Выбрать главу

Манина мачеха вскрикнула.

— Что? — спросила Маня.

— Оноре с Исаакия бросился.

Маня уткнулась лицом в подушку и закричала:

— Проваливай!

Васька встал.

Манина мачеха проводила его до двери.

Запах стриженых лип на набережной Фонтанки пересиливал запах грязной воды, тихо шуршащей в гранитных берегах. Кони на Аничковой мосту были прекрасны. Толпы людей на Невском оживленны и нарядны.

Наверное, было тепло.

III

Васька стоял у окна.
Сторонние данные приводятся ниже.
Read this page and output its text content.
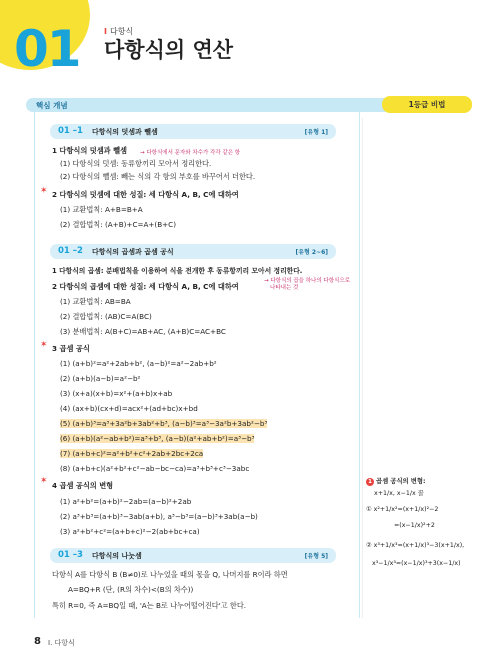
01	I 다항식
다항식의 연산
핵심 개념	1등급 비법
01 –1 다항식의 덧셈과 뺄셈	[유형 1]
1 다항식의 덧셈과 뺄셈 → 다항식에서 문자와 차수가 각각 같은 항
(1) 다항식의 덧셈: 동류항끼리 모아서 정리한다.
(2) 다항식의 뺄셈: 빼는 식의 각 항의 부호를 바꾸어서 더한다.
✶ 2 다항식의 덧셈에 대한 성질: 세 다항식 A, B, C에 대하여
(1) 교환법칙: A+B=B+A
(2) 결합법칙: (A+B)+C=A+(B+C)
01 –2 다항식의 곱셈과 곱셈 공식	[유형 2~6]
1 다항식의 곱셈: 분배법칙을 이용하여 식을 전개한 후 동류항끼리 모아서 정리한다.
→ 다항식의 곱을 하나의 다항식으로
나타내는 것
2 다항식의 곱셈에 대한 성질: 세 다항식 A, B, C에 대하여
(1) 교환법칙: AB=BA
(2) 결합법칙: (AB)C=A(BC)
(3) 분배법칙: A(B+C)=AB+AC, (A+B)C=AC+BC
✶ 3 곱셈 공식
(1) (a+b)²=a²+2ab+b², (a−b)²=a²−2ab+b²
(2) (a+b)(a−b)=a²−b²
(3) (x+a)(x+b)=x²+(a+b)x+ab
(4) (ax+b)(cx+d)=acx²+(ad+bc)x+bd
(5) (a+b)³=a³+3a²b+3ab²+b³, (a−b)³=a³−3a²b+3ab²−b³
(6) (a+b)(a²−ab+b²)=a³+b³, (a−b)(a²+ab+b²)=a³−b³
(7) (a+b+c)²=a²+b²+c²+2ab+2bc+2ca
(8) (a+b+c)(a²+b²+c²−ab−bc−ca)=a³+b³+c³−3abc
✶ 4 곱셈 공식의 변형
(1) a²+b²=(a+b)²−2ab=(a−b)²+2ab
(2) a³+b³=(a+b)³−3ab(a+b), a³−b³=(a−b)³+3ab(a−b)
(3) a²+b²+c²=(a+b+c)²−2(ab+bc+ca)
01 –3 다항식의 나눗셈	[유형 5]
다항식 A를 다항식 B (B≠0)로 나누었을 때의 몫을 Q, 나머지를 R이라 하면
A=BQ+R (단, (R의 차수)<(B의 차수))
특히 R=0, 즉 A=BQ일 때, 'A는 B로 나누어떨어진다'고 한다.
1 곱셈 공식의 변형:
x+1/x, x−1/x 꼴
① x²+1/x²=(x+1/x)²−2
=(x−1/x)²+2
② x³+1/x³=(x+1/x)³−3(x+1/x),
x³−1/x³=(x−1/x)³+3(x−1/x)
8 I. 다항식
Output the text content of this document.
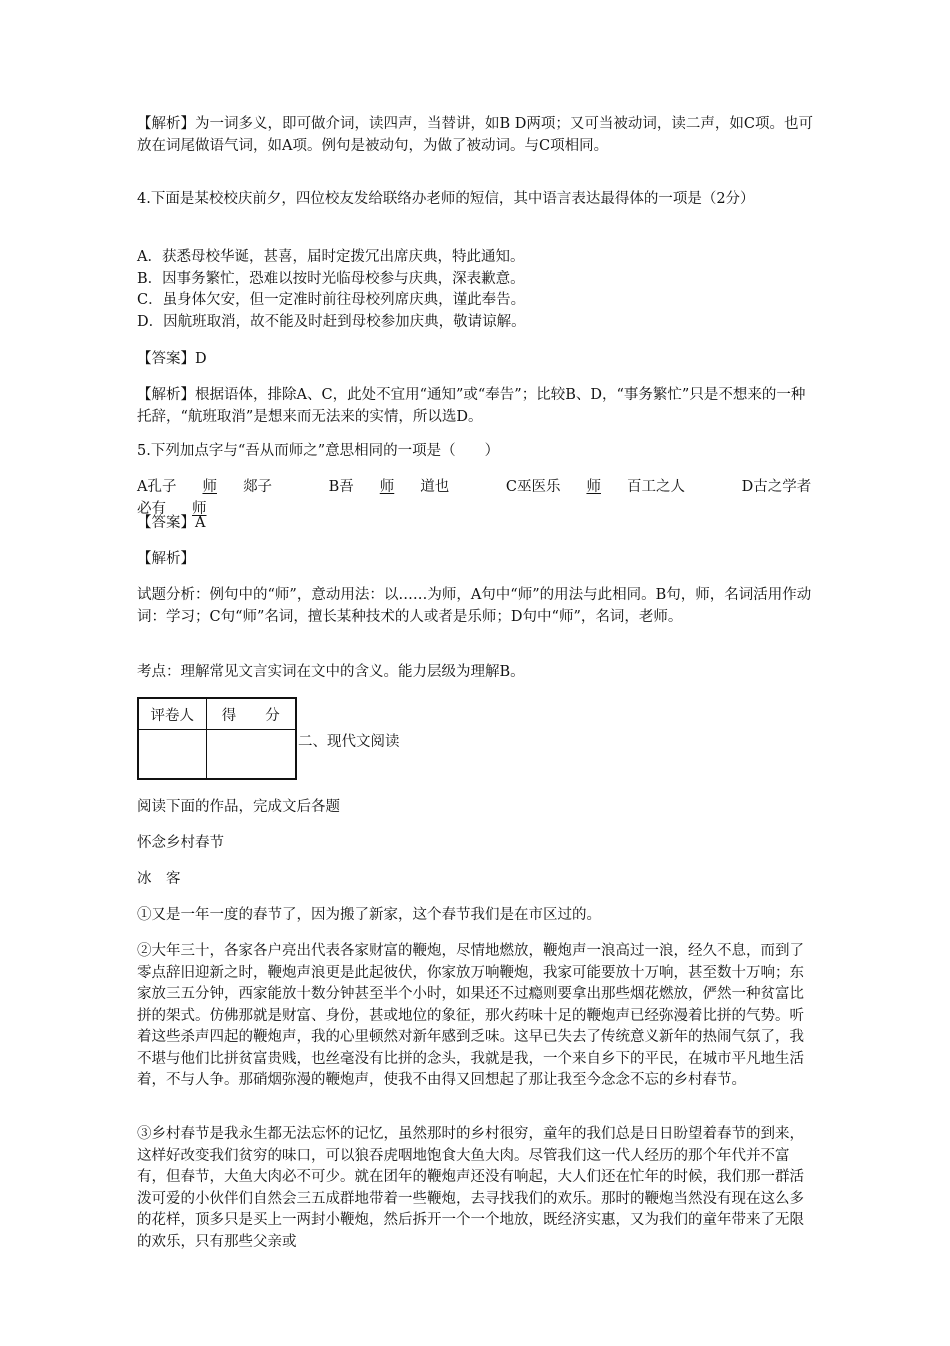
【解析】为一词多义，即可做介词，读四声，当替讲，如B D两项；又可当被动词，读二声，如C项。也可放在词尾做语气词，如A项。例句是被动句，为做了被动词。与C项相同。

4.下面是某校校庆前夕，四位校友发给联络办老师的短信，其中语言表达最得体的一项是（2分）

A．获悉母校华诞，甚喜，届时定拨冗出席庆典，特此通知。
B．因事务繁忙，恐难以按时光临母校参与庆典，深表歉意。
C．虽身体欠安，但一定准时前往母校列席庆典，谨此奉告。
D．因航班取消，故不能及时赶到母校参加庆典，敬请谅解。

【答案】D

【解析】根据语体，排除A、C，此处不宜用“通知”或“奉告”；比较B、D，“事务繁忙”只是不想来的一种托辞，“航班取消”是想来而无法来的实情，所以选D。

5.下列加点字与“吾从而师之”意思相同的一项是（　　）

A孔子 师 郯子	B吾 师 道也	C巫医乐 师 百工之人	D古之学者必有 师

【答案】A

【解析】

试题分析：例句中的“师”，意动用法：以……为师，A句中“师”的用法与此相同。B句，师，名词活用作动词：学习；C句“师”名词，擅长某种技术的人或者是乐师；D句中“师”，名词，老师。

考点：理解常见文言实词在文中的含义。能力层级为理解B。

评卷人	得　　分

二、现代文阅读

阅读下面的作品，完成文后各题

怀念乡村春节

冰　客

①又是一年一度的春节了，因为搬了新家，这个春节我们是在市区过的。

②大年三十，各家各户亮出代表各家财富的鞭炮，尽情地燃放，鞭炮声一浪高过一浪，经久不息，而到了零点辞旧迎新之时，鞭炮声浪更是此起彼伏，你家放万响鞭炮，我家可能要放十万响，甚至数十万响；东家放三五分钟，西家能放十数分钟甚至半个小时，如果还不过瘾则要拿出那些烟花燃放，俨然一种贫富比拼的架式。仿佛那就是财富、身份，甚或地位的象征，那火药味十足的鞭炮声已经弥漫着比拼的气势。听着这些杀声四起的鞭炮声，我的心里顿然对新年感到乏味。这早已失去了传统意义新年的热闹气氛了，我不堪与他们比拼贫富贵贱，也丝毫没有比拼的念头，我就是我，一个来自乡下的平民，在城市平凡地生活着，不与人争。那硝烟弥漫的鞭炮声，使我不由得又回想起了那让我至今念念不忘的乡村春节。

③乡村春节是我永生都无法忘怀的记忆，虽然那时的乡村很穷，童年的我们总是日日盼望着春节的到来，这样好改变我们贫穷的味口，可以狼吞虎咽地饱食大鱼大肉。尽管我们这一代人经历的那个年代并不富有，但春节，大鱼大肉必不可少。就在团年的鞭炮声还没有响起，大人们还在忙年的时候，我们那一群活泼可爱的小伙伴们自然会三五成群地带着一些鞭炮，去寻找我们的欢乐。那时的鞭炮当然没有现在这么多的花样，顶多只是买上一两封小鞭炮，然后拆开一个一个地放，既经济实惠，又为我们的童年带来了无限的欢乐，只有那些父亲或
Воздух из форточки был горек от запаха готовых распуститься тополей.

В голове у Васьки ледяным яйцом покоилась боль.

На противоположной стене разноцветные абажуры, освещенные стулья, столы, тумбочки вместе с ужинающими, пьющими, читающими выдвинулись и повисли в пространстве, как мишени-сюрпризы в тире. Абажуры были оранжевые, салатные, голубые, сиреневые, желтые, даже красные, украшенные шелковыми воланами или бисерными кистями. Прямо напротив, вровень с Васькиными глазами, стояла его одноклассница Полякова Вера. Высокий моряк помогал ей снять плащ.

Вера улыбалась Ваське. Махала ему рукой. Но Васька не видел. Вера залезла на подоконник, крикнула в форточку:

— Вася!

Васька не слышал.

Вера надула губы и задернула тюлевую занавеску.

— Оноре, Оноре, — шептал Васька, как бы прислушиваясь к звучанию этого слова, и, хотя в нем не было ни свистящих, ни шипящих звуков, оно вспухало в мозгу, как рубец от удара плетыо. И ледяное яйцо трескалось и сочилось темными водами, заливая пределы и горизонты.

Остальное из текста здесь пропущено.